No one has ever revealed what documents Pollard gave Israel in 11 deliveries of confidential files about the Middle East. Was the information critical in convincing Israel to knock out the nuclear plant in Osirak, Iraq? If so, his perspicuity saved not only Jewish lives but American lives, too.

WHY, THEN, is he still in jail?

Among those who opposed Pollard's release was his former boss, the late US Navy Rear Adm. Sumner Shapiro, who served as director of the Office of Naval Intelligence from 1978 to 1982. Said Shapiro: "We work so hard to establish ourselves and to get where we are, and to have somebody screw it up... and then to have Jewish organizations line up behind this guy and try to make him out a hero of the Jewish people, it bothers the hell out of me."

Pollard's incarceration, then, isn't only about spying.
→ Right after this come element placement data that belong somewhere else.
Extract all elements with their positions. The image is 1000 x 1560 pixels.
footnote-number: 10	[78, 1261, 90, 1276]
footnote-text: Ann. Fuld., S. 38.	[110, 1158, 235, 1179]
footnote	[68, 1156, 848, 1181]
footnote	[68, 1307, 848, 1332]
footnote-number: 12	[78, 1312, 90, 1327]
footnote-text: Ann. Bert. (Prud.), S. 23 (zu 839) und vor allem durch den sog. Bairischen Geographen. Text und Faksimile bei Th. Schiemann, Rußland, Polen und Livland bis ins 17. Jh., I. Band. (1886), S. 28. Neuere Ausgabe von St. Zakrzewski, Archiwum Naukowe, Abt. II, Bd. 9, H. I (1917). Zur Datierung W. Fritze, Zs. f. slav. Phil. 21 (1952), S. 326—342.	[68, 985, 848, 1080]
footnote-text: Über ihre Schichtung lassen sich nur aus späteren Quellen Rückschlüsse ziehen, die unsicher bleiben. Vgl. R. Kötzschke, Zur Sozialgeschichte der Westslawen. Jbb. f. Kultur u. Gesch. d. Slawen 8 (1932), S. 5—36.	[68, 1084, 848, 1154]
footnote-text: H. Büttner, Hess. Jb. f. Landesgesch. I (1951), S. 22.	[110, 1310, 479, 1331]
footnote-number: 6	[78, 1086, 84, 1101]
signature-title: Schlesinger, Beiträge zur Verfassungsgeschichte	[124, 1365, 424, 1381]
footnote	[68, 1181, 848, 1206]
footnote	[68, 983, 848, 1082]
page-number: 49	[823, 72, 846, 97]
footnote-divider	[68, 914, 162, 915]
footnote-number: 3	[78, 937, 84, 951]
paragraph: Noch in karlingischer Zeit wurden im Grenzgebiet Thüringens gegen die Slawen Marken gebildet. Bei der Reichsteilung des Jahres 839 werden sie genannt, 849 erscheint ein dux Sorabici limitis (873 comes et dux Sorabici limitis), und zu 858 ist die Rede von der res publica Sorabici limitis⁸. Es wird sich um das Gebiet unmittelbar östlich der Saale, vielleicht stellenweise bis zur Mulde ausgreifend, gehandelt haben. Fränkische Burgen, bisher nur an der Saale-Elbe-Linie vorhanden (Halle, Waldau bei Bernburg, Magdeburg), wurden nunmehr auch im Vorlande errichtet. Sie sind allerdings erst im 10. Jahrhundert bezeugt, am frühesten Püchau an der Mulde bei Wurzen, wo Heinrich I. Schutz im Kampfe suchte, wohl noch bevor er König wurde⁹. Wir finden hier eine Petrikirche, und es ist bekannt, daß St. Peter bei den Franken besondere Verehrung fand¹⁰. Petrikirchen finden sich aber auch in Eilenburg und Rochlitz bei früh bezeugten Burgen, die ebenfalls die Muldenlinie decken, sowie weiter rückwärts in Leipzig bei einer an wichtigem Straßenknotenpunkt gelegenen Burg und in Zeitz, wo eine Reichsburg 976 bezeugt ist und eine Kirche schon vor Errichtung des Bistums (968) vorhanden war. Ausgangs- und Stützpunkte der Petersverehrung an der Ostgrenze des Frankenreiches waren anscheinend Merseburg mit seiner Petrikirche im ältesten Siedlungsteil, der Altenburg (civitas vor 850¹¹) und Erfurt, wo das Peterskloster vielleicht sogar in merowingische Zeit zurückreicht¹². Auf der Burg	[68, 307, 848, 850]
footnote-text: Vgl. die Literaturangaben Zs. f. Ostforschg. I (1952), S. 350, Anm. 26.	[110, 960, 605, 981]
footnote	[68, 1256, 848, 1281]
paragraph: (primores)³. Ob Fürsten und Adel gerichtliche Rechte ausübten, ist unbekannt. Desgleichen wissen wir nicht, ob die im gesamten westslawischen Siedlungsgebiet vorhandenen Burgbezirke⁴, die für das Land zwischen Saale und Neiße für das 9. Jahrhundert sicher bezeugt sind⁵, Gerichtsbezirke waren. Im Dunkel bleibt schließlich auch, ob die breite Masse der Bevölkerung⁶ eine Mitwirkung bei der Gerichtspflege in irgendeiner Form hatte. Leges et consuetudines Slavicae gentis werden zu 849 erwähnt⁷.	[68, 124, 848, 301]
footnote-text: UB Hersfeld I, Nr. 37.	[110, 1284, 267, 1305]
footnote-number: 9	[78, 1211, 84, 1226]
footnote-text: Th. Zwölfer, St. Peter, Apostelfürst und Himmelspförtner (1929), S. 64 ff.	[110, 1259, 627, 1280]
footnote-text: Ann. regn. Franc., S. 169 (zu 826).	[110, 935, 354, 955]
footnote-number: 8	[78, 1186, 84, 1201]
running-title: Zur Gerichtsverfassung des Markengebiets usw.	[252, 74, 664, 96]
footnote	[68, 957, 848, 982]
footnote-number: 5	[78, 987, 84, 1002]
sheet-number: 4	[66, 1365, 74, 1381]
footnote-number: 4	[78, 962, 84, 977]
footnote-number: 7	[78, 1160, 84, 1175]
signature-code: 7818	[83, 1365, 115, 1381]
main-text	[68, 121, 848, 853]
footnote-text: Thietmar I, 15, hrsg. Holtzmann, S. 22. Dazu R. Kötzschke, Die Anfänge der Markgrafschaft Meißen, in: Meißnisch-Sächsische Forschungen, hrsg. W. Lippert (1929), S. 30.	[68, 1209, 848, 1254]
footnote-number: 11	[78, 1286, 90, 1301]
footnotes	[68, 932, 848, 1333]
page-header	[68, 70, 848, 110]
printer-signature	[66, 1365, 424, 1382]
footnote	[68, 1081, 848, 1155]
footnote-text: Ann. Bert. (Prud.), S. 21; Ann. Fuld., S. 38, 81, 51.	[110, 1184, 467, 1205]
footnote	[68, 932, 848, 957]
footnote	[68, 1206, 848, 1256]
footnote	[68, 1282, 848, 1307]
To a Jew who rose to the rank of rear admiral in the United States Navy, he should be punished for threatening the hard-won proof that he was as loyal an American as his neighbors.

After shameful denials, Israel admitted that Pollard was working for us and declared him an Israeli citizen. His release is often mentioned in connection with prisoner swaps and peace deals, to sweeten an otherwise hard-to-swallow deal. Former US deputy defense secretary Lawrence Korb said "the severity of Pollard's sentence is a result of an almost visceral dislike of Israel and the special place it occupies" in American foreign policy." Do any of us doubt that US Vice President Joe Biden's vituperation against Pollard had less do with the spy's deeds than his anger towards the State of Israel?

Nonetheless, more than a quarter-century after Pollard was jailed, many voices across the political spectrum agree that his punishment was excessive. Left-wing Congressman Barney Frank is in rare agreement with rightwing former House speaker Newt Gingrich on this one. Former CIA director James Woolsey says Pollard's punishment is excessive. Even former defense secretary Caspar Weinberger admitted that "the Pollard matter was comparatively minor. It was made far bigger than its actual importance."

As we enter 5773 - an election year in the US - Jews of every political orientation should be able to agree that the time to release Pollard and make their views known is now. Synagogue members of every orientation should include him in public declarations. To quote accused spy Sharansky, who now heads the Jewish Agency: "The time has come to vigorously and loudly demand his freedom."

From one Prisoner of Zion to another.

The author is a Jerusalem writer who focuses on the wondrous stories of modern Israel. She serves as the Israel director of public relations for Hadassah, the Women's Zionist Organization of America. The views in her columns are her own.